Explore graph databases
Once you can grasp the essence of the graph data model, you begin to see potential graph applications everywhere. The key benefit of employing a graph database is the exciting new use cases that become possible with the graph data model and a high-performance, scalable graph database like Aerospike Graph.
Operational graph databases are typically used for real-time, transactional, and interactive use cases that require quick access to and manipulation of connected data (OLTP). Analytical graph databases are more suitable for complex data analysis, knowledge graphs, and data exploration tasks that involve graph processing of static data (OLAP). However, the distinction between these categories can blur, and some graph databases can be used effectively for both operational and analytical use cases.

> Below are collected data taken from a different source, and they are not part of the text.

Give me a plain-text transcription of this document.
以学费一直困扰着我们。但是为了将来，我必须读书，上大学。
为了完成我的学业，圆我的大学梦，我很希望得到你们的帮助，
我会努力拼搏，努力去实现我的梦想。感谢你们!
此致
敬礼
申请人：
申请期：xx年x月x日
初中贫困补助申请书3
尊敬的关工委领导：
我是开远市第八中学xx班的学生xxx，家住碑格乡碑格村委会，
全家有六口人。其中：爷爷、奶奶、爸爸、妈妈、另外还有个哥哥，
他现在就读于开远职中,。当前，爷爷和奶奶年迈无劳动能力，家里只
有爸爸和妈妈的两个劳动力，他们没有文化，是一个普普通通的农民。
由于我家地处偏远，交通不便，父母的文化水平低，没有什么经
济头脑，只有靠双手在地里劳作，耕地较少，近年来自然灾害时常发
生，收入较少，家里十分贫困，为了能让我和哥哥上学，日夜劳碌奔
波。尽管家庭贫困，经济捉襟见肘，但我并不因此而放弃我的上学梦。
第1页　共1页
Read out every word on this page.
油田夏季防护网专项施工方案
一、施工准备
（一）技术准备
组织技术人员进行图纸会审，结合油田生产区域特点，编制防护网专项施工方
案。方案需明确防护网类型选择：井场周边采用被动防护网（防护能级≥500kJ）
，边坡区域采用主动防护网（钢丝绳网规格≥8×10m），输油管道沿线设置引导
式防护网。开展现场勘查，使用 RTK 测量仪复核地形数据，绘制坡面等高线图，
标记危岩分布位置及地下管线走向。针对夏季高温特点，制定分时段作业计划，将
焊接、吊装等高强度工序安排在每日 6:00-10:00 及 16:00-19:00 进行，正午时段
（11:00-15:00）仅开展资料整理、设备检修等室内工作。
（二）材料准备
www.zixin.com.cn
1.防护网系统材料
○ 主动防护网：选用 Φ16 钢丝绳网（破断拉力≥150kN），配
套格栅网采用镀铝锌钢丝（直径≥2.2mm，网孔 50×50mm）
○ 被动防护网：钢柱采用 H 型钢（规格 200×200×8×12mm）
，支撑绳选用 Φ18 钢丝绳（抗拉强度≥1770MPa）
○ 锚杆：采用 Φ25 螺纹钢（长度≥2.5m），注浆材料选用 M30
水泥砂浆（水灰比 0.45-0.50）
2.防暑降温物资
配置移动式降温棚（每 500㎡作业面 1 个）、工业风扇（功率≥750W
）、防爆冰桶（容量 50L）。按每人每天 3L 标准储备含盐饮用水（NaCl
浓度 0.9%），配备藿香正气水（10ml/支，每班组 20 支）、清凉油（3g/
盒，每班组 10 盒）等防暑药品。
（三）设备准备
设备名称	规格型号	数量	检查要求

Aerospike Graph has finally cracked the code for delivering a highly scalable, low-latency graph database that can serve both operational and analytical use cases. It can deliver millisecond multi-hop graph queries at extreme throughput across billions of vertices and trillions of edges. We’ve benchmarked the product, showing a throughput of more than 100,000 queries per second with sub-5ms latency — on a fraction of the infrastructure of other solutions.
Aerospike Graph was specifically designed to address the challenges of operational graph use cases. Some common examples of operational graph use cases include identity graphs such as those used by Signal (now TransUnion), advanced fraud detection as deployed by PayPal, and mass personalization in the Adobe Experience Platform.